Case in point: this week's news that actress Marcia Cross, age 44, is pregnant with her first child, quite soon after her wedding. Nowhere in the article does it mention fertility treatment. This gossip piece reports that she and her husband were seen leaving a fertility clinic, but Cross's publicist, of course, omitted any mention of ART.
It's possible Cross and her husband relied on IVF and perhaps donor eggs. But with all the media attention showered on famous 40-somethings who are pregnant—and the conspiracy of silence on ART—American women can easily get the message that fertility after 40 is quite unremarkable, just another natural, happy circumstance.
I recognize that everyone has a right to medical privacy, and that you don't necessarily want your child learning they came from donor gametes via a Google search. But time and time again, the media leaves out the details that remind people that the average woman is going to have infertility issues if she tries to get pregnant in her 40s.
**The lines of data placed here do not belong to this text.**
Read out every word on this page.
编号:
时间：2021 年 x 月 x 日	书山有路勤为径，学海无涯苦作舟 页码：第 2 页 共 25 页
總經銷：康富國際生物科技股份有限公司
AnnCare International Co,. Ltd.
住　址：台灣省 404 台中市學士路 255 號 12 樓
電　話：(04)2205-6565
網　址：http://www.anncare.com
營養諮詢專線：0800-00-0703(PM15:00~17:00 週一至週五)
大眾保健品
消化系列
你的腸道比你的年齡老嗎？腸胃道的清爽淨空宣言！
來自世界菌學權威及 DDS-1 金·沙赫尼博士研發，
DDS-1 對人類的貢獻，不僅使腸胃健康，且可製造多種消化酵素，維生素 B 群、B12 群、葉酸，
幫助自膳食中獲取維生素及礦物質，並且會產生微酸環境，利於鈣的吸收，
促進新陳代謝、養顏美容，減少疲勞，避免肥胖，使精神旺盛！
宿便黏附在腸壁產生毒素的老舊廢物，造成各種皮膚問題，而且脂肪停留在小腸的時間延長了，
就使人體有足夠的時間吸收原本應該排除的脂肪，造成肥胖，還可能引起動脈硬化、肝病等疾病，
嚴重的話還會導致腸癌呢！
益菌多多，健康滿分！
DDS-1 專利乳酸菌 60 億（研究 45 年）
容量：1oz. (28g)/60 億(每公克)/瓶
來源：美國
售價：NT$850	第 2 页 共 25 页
Jane Seymour gave birth to twins at age 45; at that time, I don't recall seeing a mention of IVF, although she has acknowledged it since then. But might she have used donor eggs? Could be. Cheryl Tiegs claims to have used her own eggs—at age 52!—and a gestational surrogate. (I concede it's possible that Tiegs was the 1-in-500 case with viable eggs at that age...) Geena Davis was in her mid-40s, and I've never seen any acknowledgment of ART in her case.
Last year, I blogged about Joan Lunden, who used a gestational surrogate twice, starting at age 49, and now has two sets of young twins. (That's in addition to three grown children from a prior marriage.) The pregnancies used Lunden's husband's sperm, but the Good Housekeeping article I blogged about delicately avoided using the words "egg" and "donor" (though an infertility-savvy reader could pick up the implication of donor eggs).
I don't begrudge affluent, famous, biologically middle-aged women the joys of pregnancy. I just wish that they didn't perpetuate the stigma of donor eggs, donor embryos, and gestational surrogacy by omitting their personal details, while simultaneously propagating the false impression that it's easy to get pregnant at that age. And I wish the media would be far more responsible in their reporting of these late-in-life pregnancies.